Esse é o último trecho do livro que coloco aqui, senão daqui a pouco vai ter metade do livro online 😀

Radical Chic
Radical Chic
13 fevereiro de 2005 2:17 pm

Leitor assíduo, eu não entendi isso da agressividade… Engraçado que costumam dizer que aqui em SP o povo é mais fechado, carrancudo… sei lá, nunca saí daqui pra saber como é nos outros lugares, mas sou uma das que puxa papo com todo mundo, seja em fila de banco… no mercado, no ponto de ônibus… e nunca senti agressividade nenhuma, pelo contrário! Fico espantada como algumas pessoas se tornam “amigos de infância” a ponto de desabafar com alguém que acabaram de conhecer… e até mesmo abraçar esse mesmo estranho como se fosse alguém da família. E algumas vezes, depois de… Read more »

Kamala
Kamala
13 fevereiro de 2005 3:59 pm

Radical, eu costumo falar mais, conversar, me tornar amiga de infância, como vc falou, com pessoas que são mais soltas, que me deixam mais à vontade. Quando estou com alguém que quase não fala, tbm quase não falo. De um tempo pra cá tenho reparado isso em mim, como fico mais à vontade com certas pessoas do que com outras.

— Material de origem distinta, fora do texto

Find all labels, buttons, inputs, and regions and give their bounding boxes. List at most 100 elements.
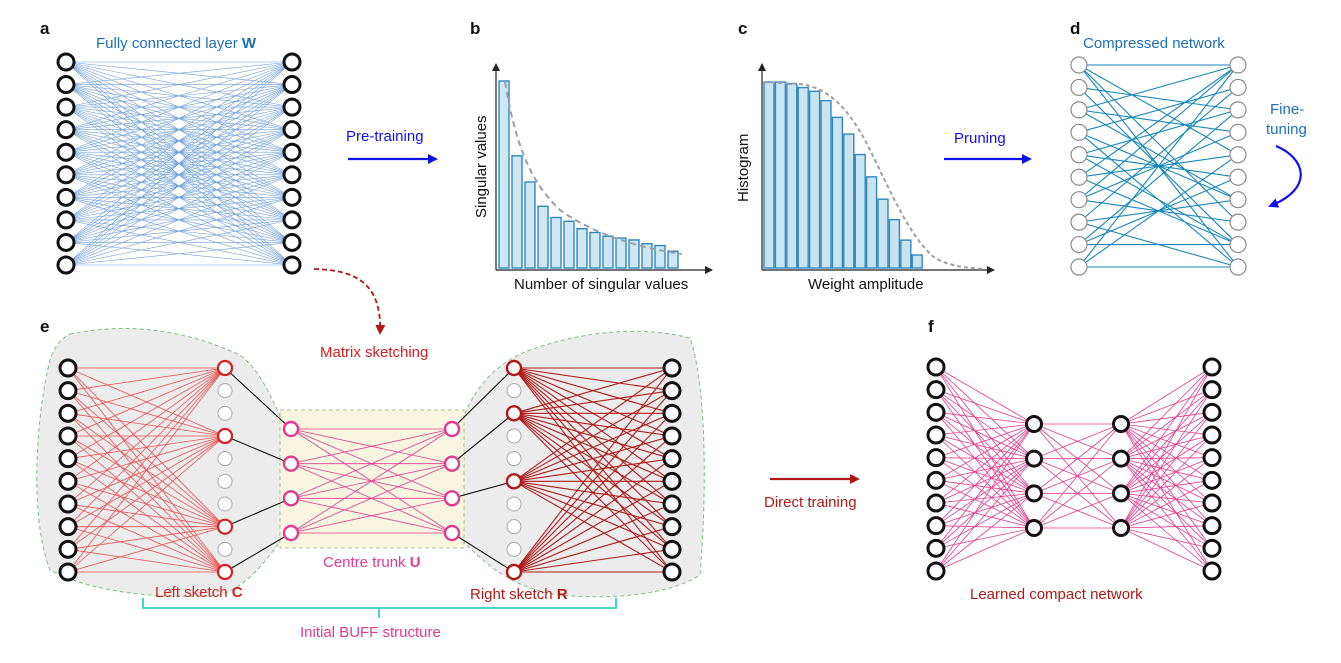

De repente as pessoas são mais abertas contigo, pela sua simpatia, pela energia boa que emana. Talvez o mais um leitor assíduo seja mais fechado e as pessoas não se abrem tanto. Acho que isso varia de pessoa para pessoa,… Read more »

BadBlock
BadBlock
13 fevereiro de 2005 8:20 pm

Todo livro espírita que conta uma “história”, muita vezes dita real (ou quase todos, quem sabe), usa uma linguagem que não é a coloquial e muito menos a norma culta. É uma linguagem muito forçada, uns diálogos que parecem que só querem dizer a mesmoa coisa: doutrinar, doutrinar, doutinar. Isso faz com que qualquer pessoa que leia esses “relatos históricos” ache, no mínimo, inverossímil. Se fosse um filme, seria “O Show de Truman”, naquelas cenas em que os “atores” enfiam um merchandising no meio de uma conversa, olhando bem para a câmera. Me deu vontade de escrever isso aqui quando… Read more »

Radical Chic
Radical Chic
14 fevereiro de 2005 9:37 am

“Olvidar” está em todo o canto? Não sei não…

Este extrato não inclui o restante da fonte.